Members of the San Francisco Giants Kneel During National Anthem

The San Francisco Giants just took their stance on the racial injustices going on in the country. Before the team's exhibition game against the Oakland A's on Monday, several players and manager Gabe Kapler took a knee during that national anthem. It's the first time an MLB player has kneeled during the national anthem since 2017, and Kapler is the first MLB manager and the first head coach in any of the four major North American sports leagues to protest racial injustice in that manner, according to USA Today.

"We're proud of our players and staff for continuing to participate in the national conversation about racial injustice, said Farhan Zaidi, the Giants' president of baseball operations. "We support those who knelt to peacefully protest racial injustice and those who stood to express love of country.
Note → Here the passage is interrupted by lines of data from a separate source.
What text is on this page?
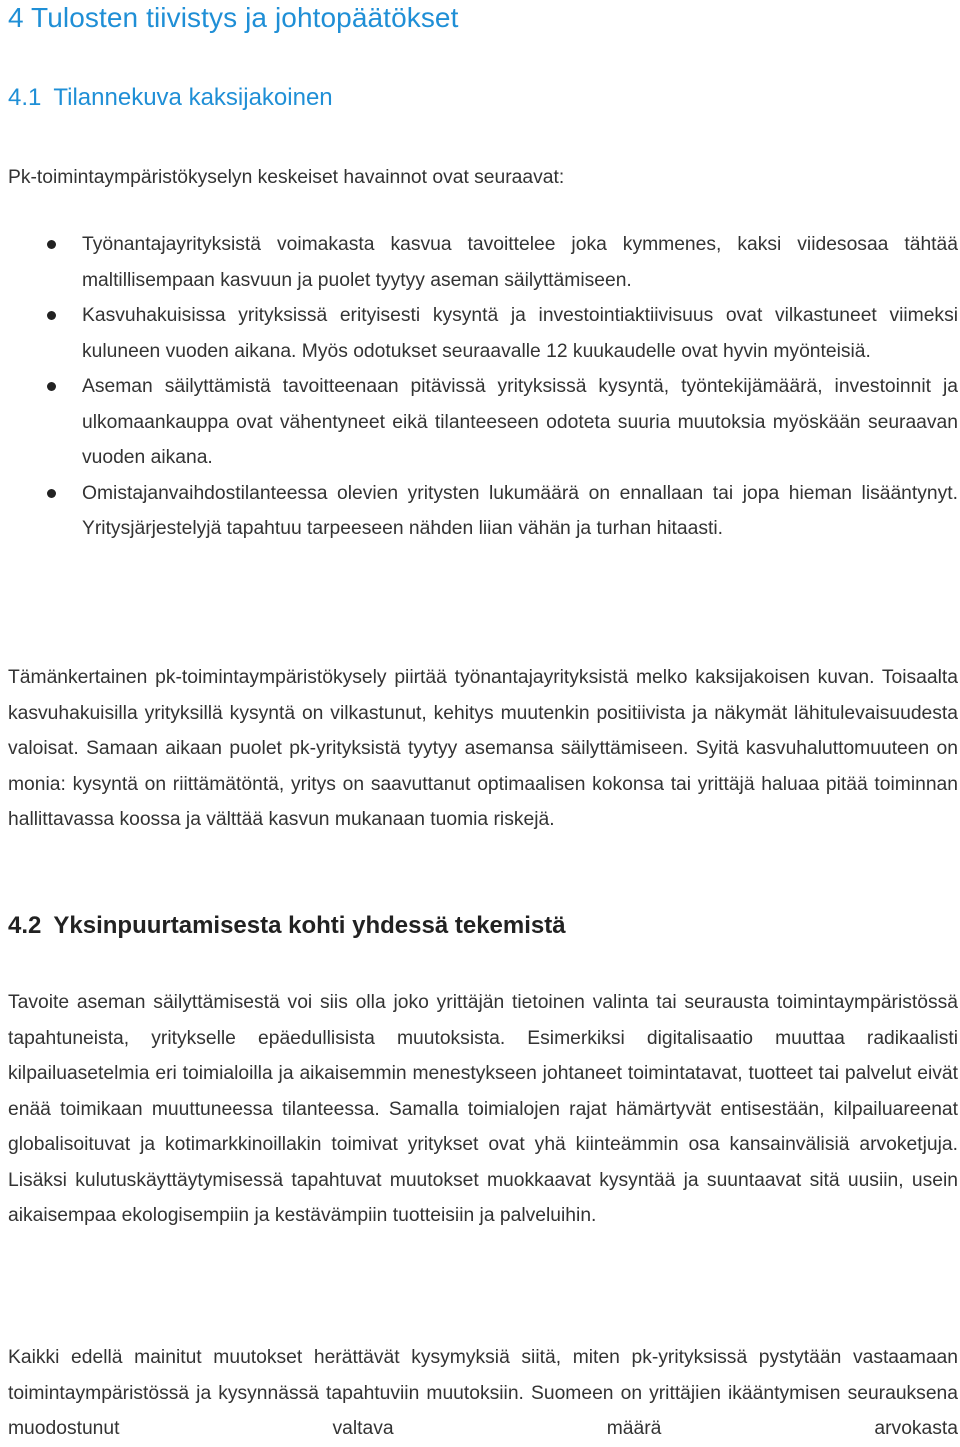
4 Tulosten tiivistys ja johtopäätökset
4.1 Tilannekuva kaksijakoinen

Pk-toimintaympäristökyselyn keskeiset havainnot ovat seuraavat:

Työnantajayrityksistä voimakasta kasvua tavoittelee joka kymmenes, kaksi viidesosaa tähtää maltillisempaan kasvuun ja puolet tyytyy aseman säilyttämiseen.
Kasvuhakuisissa yrityksissä erityisesti kysyntä ja investointiaktiivisuus ovat vilkastuneet viimeksi kuluneen vuoden aikana. Myös odotukset seuraavalle 12 kuukaudelle ovat hyvin myönteisiä.
Aseman säilyttämistä tavoitteenaan pitävissä yrityksissä kysyntä, työntekijämäärä, investoinnit ja ulkomaankauppa ovat vähentyneet eikä tilanteeseen odoteta suuria muutoksia myöskään seuraavan vuoden aikana.
Omistajanvaihdostilanteessa olevien yritysten lukumäärä on ennallaan tai jopa hieman lisääntynyt. Yritysjärjestelyjä tapahtuu tarpeeseen nähden liian vähän ja turhan hitaasti.

Tämänkertainen pk-toimintaympäristökysely piirtää työnantajayrityksistä melko kaksijakoisen kuvan. Toisaalta kasvuhakuisilla yrityksillä kysyntä on vilkastunut, kehitys muutenkin positiivista ja näkymät lähitulevaisuudesta valoisat. Samaan aikaan puolet pk-yrityksistä tyytyy asemansa säilyttämiseen. Syitä kasvuhaluttomuuteen on monia: kysyntä on riittämätöntä, yritys on saavuttanut optimaalisen kokonsa tai yrittäjä haluaa pitää toiminnan hallittavassa koossa ja välttää kasvun mukanaan tuomia riskejä.

4.2 Yksinpuurtamisesta kohti yhdessä tekemistä

Tavoite aseman säilyttämisestä voi siis olla joko yrittäjän tietoinen valinta tai seurausta toimintaympäristössä tapahtuneista, yritykselle epäedullisista muutoksista. Esimerkiksi digitalisaatio muuttaa radikaalisti kilpailuasetelmia eri toimialoilla ja aikaisemmin menestykseen johtaneet toimintatavat, tuotteet tai palvelut eivät enää toimikaan muuttuneessa tilanteessa. Samalla toimialojen rajat hämärtyvät entisestään, kilpailuareenat globalisoituvat ja kotimarkkinoillakin toimivat yritykset ovat yhä kiinteämmin osa kansainvälisiä arvoketjuja. Lisäksi kulutuskäyttäytymisessä tapahtuvat muutokset muokkaavat kysyntää ja suuntaavat sitä uusiin, usein aikaisempaa ekologisempiin ja kestävämpiin tuotteisiin ja palveluihin.

Kaikki edellä mainitut muutokset herättävät kysymyksiä siitä, miten pk-yrityksissä pystytään vastaamaan toimintaympäristössä ja kysynnässä tapahtuviin muutoksiin. Suomeen on yrittäjien ikääntymisen seurauksena muodostunut valtava määrä arvokasta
We do not see these as mutually exclusive sentiments and believe the freedom to express both is what our country is about. As an organization, we reaffirm our announcement of acts of discrimination and violence against members of the black community and our pledge to work together with those who seek to end racial injustice in America."

After the game, Kapler spoke to the media about protesting. He spoke to his players and staff members about kneeling during the national anthem as he's been outspoken about the issues going on in the country. "I wanted them to know that I wasn't pleased with the way our country has handled police brutality," Kapler said. As for kneeling in the future, Kapler wouldn't reveal if it would happen again but will support any player who continues to protest.

"If they kneel for the anthem, we would support that. If they stood for the anthem, we would support that, too," Kapler added. "And we wouldn't pass judgment on them for making any statement or standing up for what they believe in, or expressing themselves." Jaylin Davis, Mike Yastrzemski and Austin Slater, were the players who kneeled during the national anthem along with Kapler and first base coach Antoan Richardson.


"I've been taking time to educate myself over the past month about social injustice towards people of color in this country," Slater said in a statement. "Simply put, things need to change."